Existing home sales soared 12.3 percent to an annual rate of 5.28 million units, the National Association of Realtors said on Thursday, far surpassing forecasts for a rise to 4.85 million. However, sales were down 2.9 percent from a year earlier.
In another report, applications for new jobless benefits posted their biggest decline in nearly a year, erasing a holiday-related spike to show a steady if slow improvement in the labor market. Claims retreated to 404,000 from 441,000 in the prior week, the Labor Department said.
Most of the reports today were fairly good. For anyone skeptical about the U.S. recovery, these should ease concern, said Kathy Lien, director of research at GTF Forex in New York.

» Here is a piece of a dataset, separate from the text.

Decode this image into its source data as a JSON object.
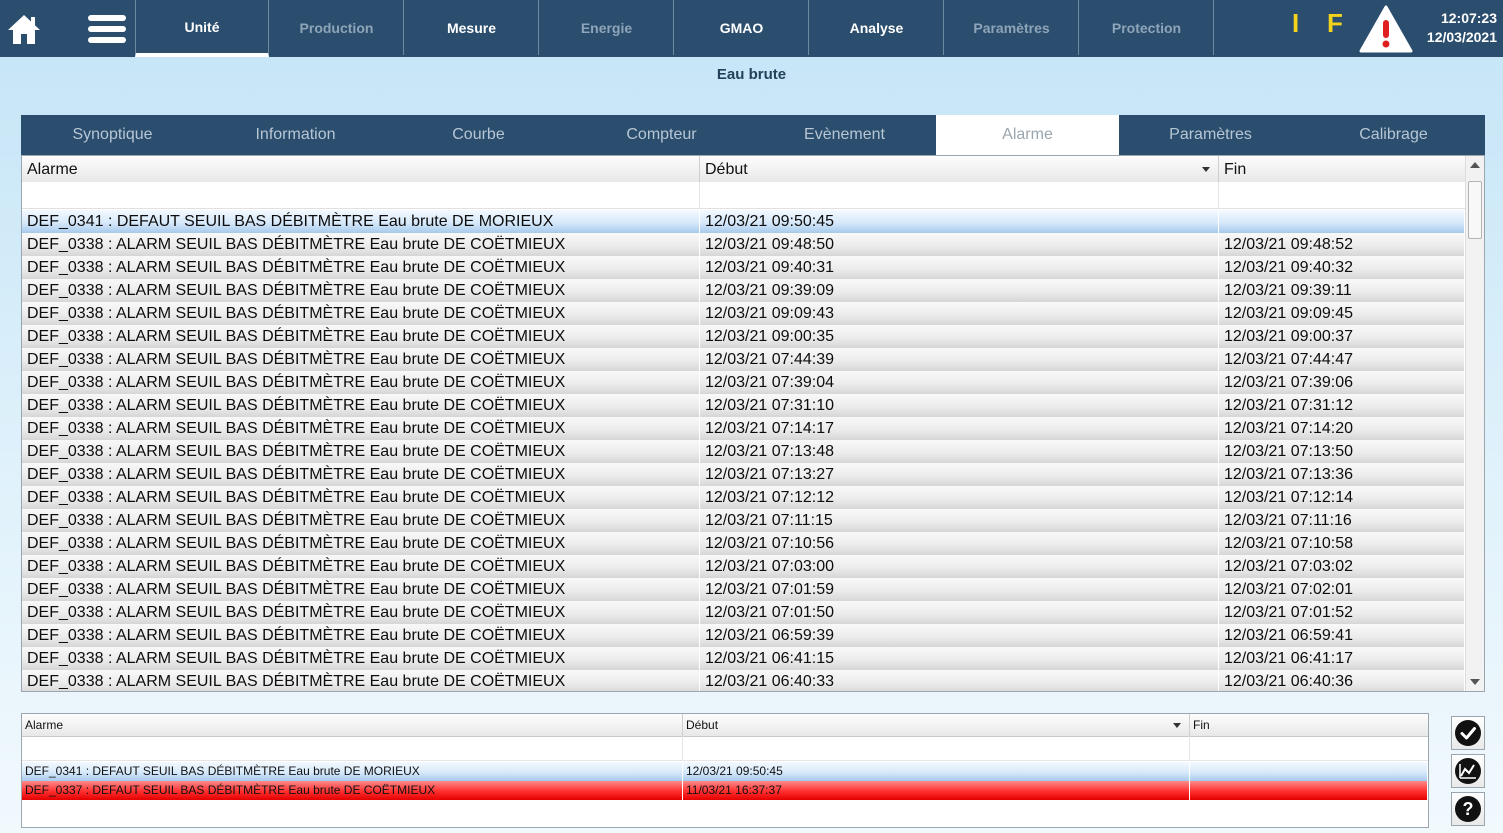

A report on Mid-Atlantic manufacturing showed a modest pullback, but its details showed some underlying strength. The Philadelphia Fed's index of regional factory activity dipped to 19.3 in January from 20.8 in December. Prices paid jumped sharply as global commodity prices remained high.
The new orders index more than doubled to 23.6, while the survey's employment index, though still soft, reached its highest level since April 2006.
Yet another report showed an index of leading economic indicators spiking up 1 percent, above forecasts for a 0.6 percent gain.
U.S. stocks pared losses while bond prices extended their losses after the surprisingly upbeat housing data.
HOME SALES REBOUND
The rebound in home sales came despite a bout of bad winter weather across many parts of the country last month.
A jump in mortgage rates may have forced some buyers into the market by raising concern of even further increases, said Lawrence Yun, chief economist at the NAR. Yun said he expects 2011 sales to total around 5.2 million units, with prices remaining stable.
Sales in September 2005 peaked above an annual rate of 7 million units, as the housing bubble reached fever pitch. They hit a 15-year low below 4 million units in mid-2010 after the market collapsed, triggering a widespread financial crisis.
Median home prices in December fell to $168,800, down from $170,200 in November and the lowest since February 2010. That was in part because properties considered distressed accounted for 36 percent of sales, up from 33 percent in November.
The U.S. economy has been growing for over a year, having emerged in the summer of 2009 from its deepest recession in generations. Gross domestic product expanded 2.6 percent in the third quarter, not enough to put a significant dent on the nation's elevated 9.4 percent jobless rate.
A weak job market could thwart housing activity further by denting consumer confidence.